“Setembro Amarelo”: atitudes podem ressignificar cuidados em saúde mental nas empresas

Psicoterapeuta Daniele Caetano. Foto: Arquivo Pessoal

O cuidado com a saúde mental no ambiente corporativo não deveria se limitar às campanhas no “Setembro Amarelo”, destinadas à importância da saúde mental. Embora iniciativas como essa sejam importantes para ampliar a conscientização sobre o tema, a prevenção do sofrimento emocional precisa fazer parte da rotina das empresas e estar presente nas decisões de gestão ao longo de todo o ano. A psicoterapeuta Daniele Caetano explica como fatores presentes na rotina corporativa podem contribuir para estresse, ansiedade e burnout e aponta caminhos para construir ambientes de trabalho emocionalmente mais saudáveis.

Sobrecarga, metas incompatíveis com os recursos disponíveis, jornadas extensas, pressão constante por resultados, falta de reconhecimento, insegurança profissional, conflitos interpessoais e lideranças despreparadas estão entre os fatores que podem contribuir para o aumento do estresse, da ansiedade e do burnout entre os profissionais. “O adoecimento emocional no trabalho é raramente resultado de um único fator.
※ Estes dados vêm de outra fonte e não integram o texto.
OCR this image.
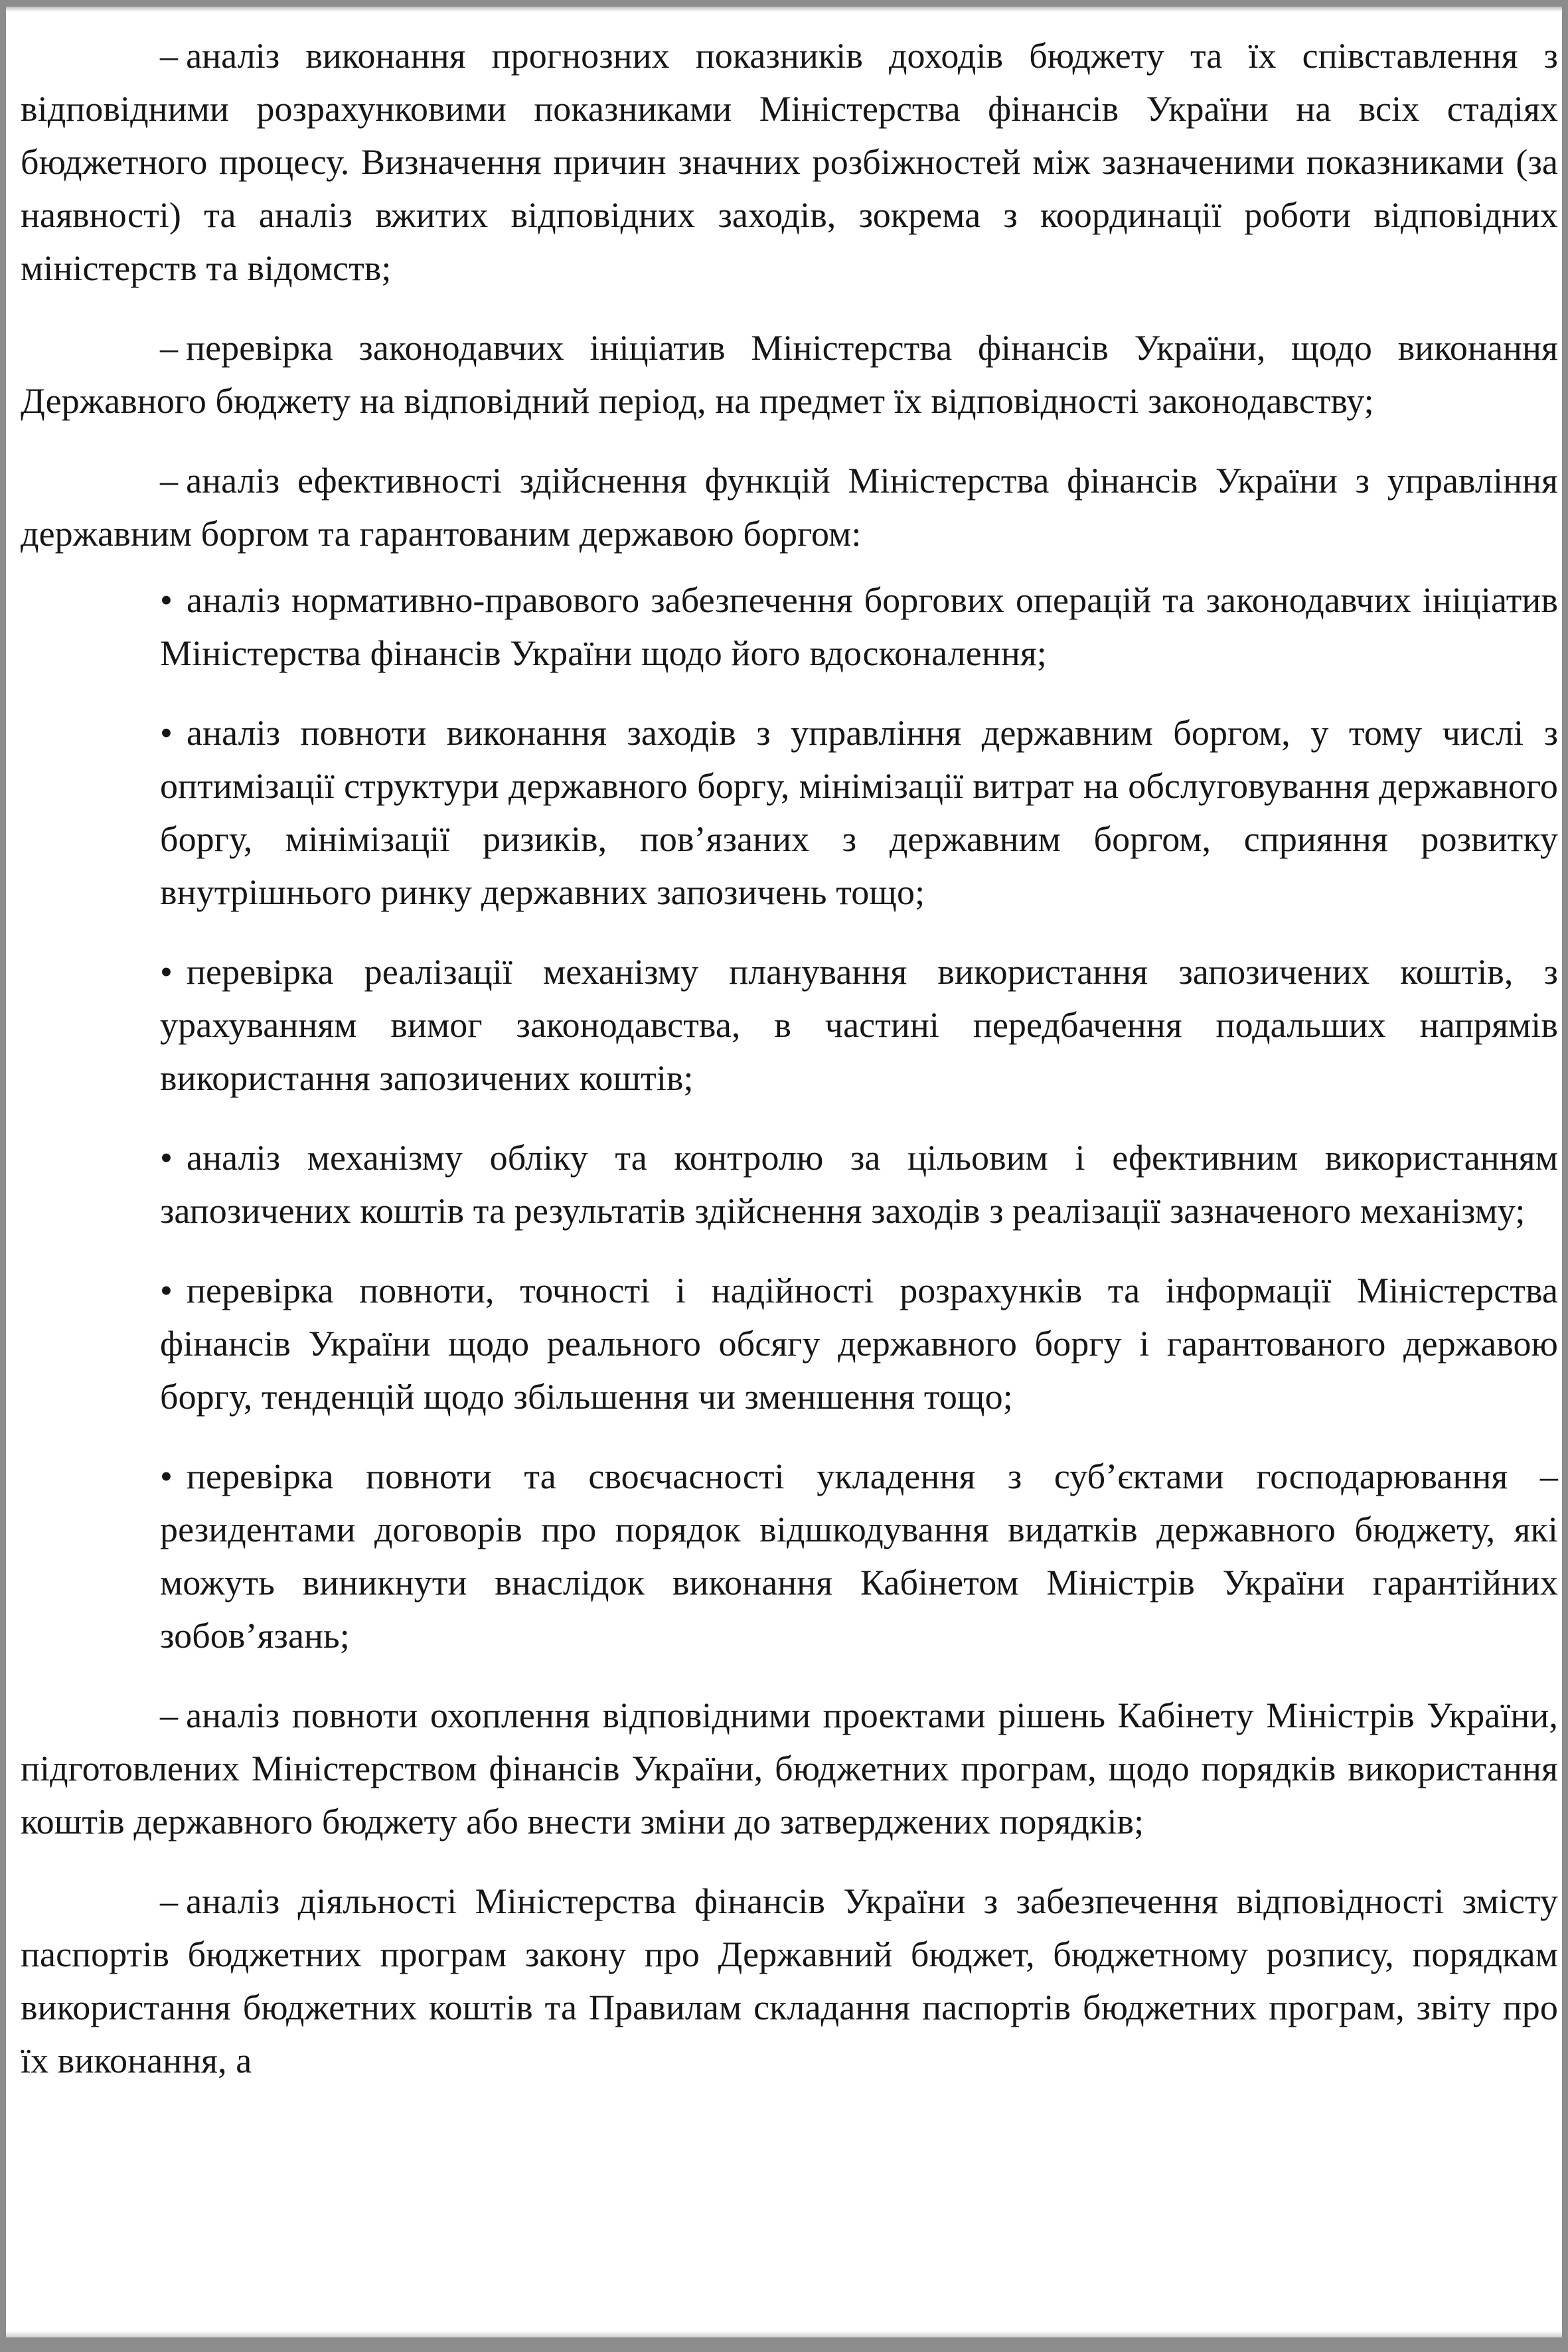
– аналіз виконання прогнозних показників доходів бюджету та їх співставлення з відповідними розрахунковими показниками Міністерства фінансів України на всіх стадіях бюджетного процесу. Визначення причин значних розбіжностей між зазначеними показниками (за наявності) та аналіз вжитих відповідних заходів, зокрема з координації роботи відповідних міністерств та відомств;

– перевірка законодавчих ініціатив Міністерства фінансів України, щодо виконання Державного бюджету на відповідний період, на предмет їх відповідності законодавству;

– аналіз ефективності здійснення функцій Міністерства фінансів України з управління державним боргом та гарантованим державою боргом:

• аналіз нормативно-правового забезпечення боргових операцій та законодавчих ініціатив Міністерства фінансів України щодо його вдосконалення;

• аналіз повноти виконання заходів з управління державним боргом, у тому числі з оптимізації структури державного боргу, мінімізації витрат на обслуговування державного боргу, мінімізації ризиків, пов’язаних з державним боргом, сприяння розвитку внутрішнього ринку державних запозичень тощо;

• перевірка реалізації механізму планування використання запозичених коштів, з урахуванням вимог законодавства, в частині передбачення подальших напрямів використання запозичених коштів;

• аналіз механізму обліку та контролю за цільовим і ефективним використанням запозичених коштів та результатів здійснення заходів з реалізації зазначеного механізму;

• перевірка повноти, точності і надійності розрахунків та інформації Міністерства фінансів України щодо реального обсягу державного боргу і гарантованого державою боргу, тенденцій щодо збільшення чи зменшення тощо;

• перевірка повноти та своєчасності укладення з суб’єктами господарювання – резидентами договорів про порядок відшкодування видатків державного бюджету, які можуть виникнути внаслідок виконання Кабінетом Міністрів України гарантійних зобов’язань;

– аналіз повноти охоплення відповідними проектами рішень Кабінету Міністрів України, підготовлених Міністерством фінансів України, бюджетних програм, щодо порядків використання коштів державного бюджету або внести зміни до затверджених порядків;

– аналіз діяльності Міністерства фінансів України з забезпечення відповідності змісту паспортів бюджетних програм закону про Державний бюджет, бюджетному розпису, порядкам використання бюджетних коштів та Правилам складання паспортів бюджетних програм, звіту про їх виконання, а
Ele costuma surgir da combinação entre características individuais e, principalmente, condições organizacionais que se mantêm por muito tempo”, explica a psicoterapeuta.

Quando estar sempre disponível, trabalhar além do horário ou responder mensagens fora do expediente passa a ser interpretado como demonstração de comprometimento, os limites entre trabalho e vida pessoal ficam cada vez mais frágeis. “Falar de burnout apenas como uma questão individual é insuficiente. A saúde mental também precisa ser analisada a partir da forma como o trabalho está organizado”, afirma a profissional que ajuda as pessoas a lidarem com problemas emocionais, comportamentais e mentais por meio de escuta profissional e técnicas científicas.

“Uma empresa saudável não espera o colaborador adoecer para perguntar como ele está”, destaca Daniele Caetano. Os gestores ocupam uma posição estratégica na prevenção do burnout porque estão diariamente em contato com as equipes. Isso não significa que o líder precise atuar como psicólogo ou diagnosticar problemas. Seu papel é observar mudanças de comportamento, abrir espaço para o diálogo e encaminhar o profissional para o suporte adequado. Isolamento, irritabilidade, queda de produtividade, faltas, dificuldade de concentração e excesso de trabalho podem indicar algo errado.

A especialista, porém, alerta que a observação não deve se transformar em julgamento. O gestor pode demonstrar preocupação e perguntar se existe algo que possa fazer para ajudar. “Uma liderança emocionalmente preparada não é aquela que resolve todos os problemas dos colaboradores. É aquela que sabe escutar, reconhecer limites e acionar ajuda quando necessário”, explica a profissional de saúde mental. Perguntar se o funcionário “dá conta” das tarefas não é suficiente. É necessário avaliar volume de demandas, prazos, recursos disponíveis, prioridades e horas efetivamente trabalhadas.

Metas incompatíveis com a estrutura disponível podem transformar a pressão por resultados em uma fonte permanente de desgaste. Para Daniele Caetano, produtividade sustentável depende de condições adequadas para que o profissional consiga realizar seu trabalho sem transformar o esgotamento em modelo de gestão. Enviar mensagens fora do expediente, esperar respostas imediatas e estimular jornadas excessivas são comportamentos que podem contribuir para a dificuldade de desconexão. “Precisamos abandonar a ideia de que disponibilidade é sinônimo de comprometimento”, finaliza a psicoterapeuta.